ニケは三日前に四匹の子猫を産んだばかりだった。
この城から出るには、一匹ずつくわえて空を飛んでいくしかないが......もし、飛んでる最中に子猫を森の中へ落としてしまったら......。
そう思うと、ニケは決心出来ずにいた。
イライザは産まれたばかりの見つめながら、ニケにいった。
「ねぇニケ。子猫たちニケに似てないね」
ニケの産んだ子猫は全部黒かった。
「猫の子は父親にそっくりだからな」
ニケは得意気にいった。
イライザは前足と後ろ足に白いたびをはいた子猫を、人さし指でそっと触れた。
「じゃあ、子猫のお父さんて黒い猫だったのね」イライザがいった。
「いや。黒いのもいたが、ぶち猫に白い猫もいたぞ」ニケはいった。
そんなことより......ニケは思っていた。
この子たちを連れて、街までおりていくには......この子たちはまだ小さすぎる。もう少し育つまで待つしかないだろうな......。

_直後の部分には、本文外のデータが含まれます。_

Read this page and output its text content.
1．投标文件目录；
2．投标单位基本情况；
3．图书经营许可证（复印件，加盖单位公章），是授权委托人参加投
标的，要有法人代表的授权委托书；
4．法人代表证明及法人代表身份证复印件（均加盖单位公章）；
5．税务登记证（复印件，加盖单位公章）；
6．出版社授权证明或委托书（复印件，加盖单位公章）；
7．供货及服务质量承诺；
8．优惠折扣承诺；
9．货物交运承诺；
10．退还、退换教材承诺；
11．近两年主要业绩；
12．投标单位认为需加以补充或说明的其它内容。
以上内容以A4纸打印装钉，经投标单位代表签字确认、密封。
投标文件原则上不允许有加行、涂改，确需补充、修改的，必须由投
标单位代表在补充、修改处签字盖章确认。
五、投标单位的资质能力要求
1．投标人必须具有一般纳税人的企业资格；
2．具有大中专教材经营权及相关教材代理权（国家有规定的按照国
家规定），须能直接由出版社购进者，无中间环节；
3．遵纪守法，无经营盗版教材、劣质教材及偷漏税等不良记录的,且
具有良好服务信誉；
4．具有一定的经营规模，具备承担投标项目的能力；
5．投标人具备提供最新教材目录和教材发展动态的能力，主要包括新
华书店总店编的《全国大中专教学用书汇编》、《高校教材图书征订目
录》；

ニケは、あれこれ考えすぎて疲れたので、子猫におっぱいをあげるのをやめて、前足を思いっきりのばした。
そして毛づくろいを始めた。
「ニケ。子猫の耳って、とっても柔らかくて......気持ちいいね」
イライザは、すやすやと眠る子猫たちの耳を順番に触っていった。
「イライザ......」とニケがいった。
「なあにニケ?」
「お前は、この城から出ていきたいとは思わんのか?」ニケが聞いてきた。
「どうしてそんなことを聞くの?」
「あの女と、二人っきりでこの城に住むのもそろそろ飽きたんじゃないかと思ってな」
「ううん、ちっとも。最近のアンジェリカおばさんは眠ってばかりだし、お城の掃除はモップさん達が手伝ってくれるし、お城の庭にはお友達の猫さんがいっぱいいるし、それに大好きなニケがいてくれるから。私......このお城が好きなの」
ニケはしばらく黙っていた。
「イライザ......私は......この子たちが大きくなったら、この城から出ていこうと思っている」
「ニケ!」
イライザは驚いて、口元をおさえた。
「お前も私の子猫たちと一緒に城を出て、街で暮らせばよいと考えていたのだが......。イライザ......お前はここに残りたいのか?それとも私について、街までおりていくかこの子たちが育つまでの間、よおく考えてみるんだな」
ニケはそういうと、子猫たちの側にいって横たわった。目覚めた子猫たちが、ニケのおっぱいをまさぐり始めた。
「ニケ......」イライザの顔は泣き出しそうだった。イライザは両手で顔をおおった。
「ニケったら......どうしちゃたの。私......アンジェリカおばさんを残していくなんてこと出来ないよ......。この城に......独りで住むのは......淋しすぎるもの」
イライザがニケに何か言おうとして顔を向けると、ニケは子猫たちと眠りの中にいて、穏やかな寝息をたてていた。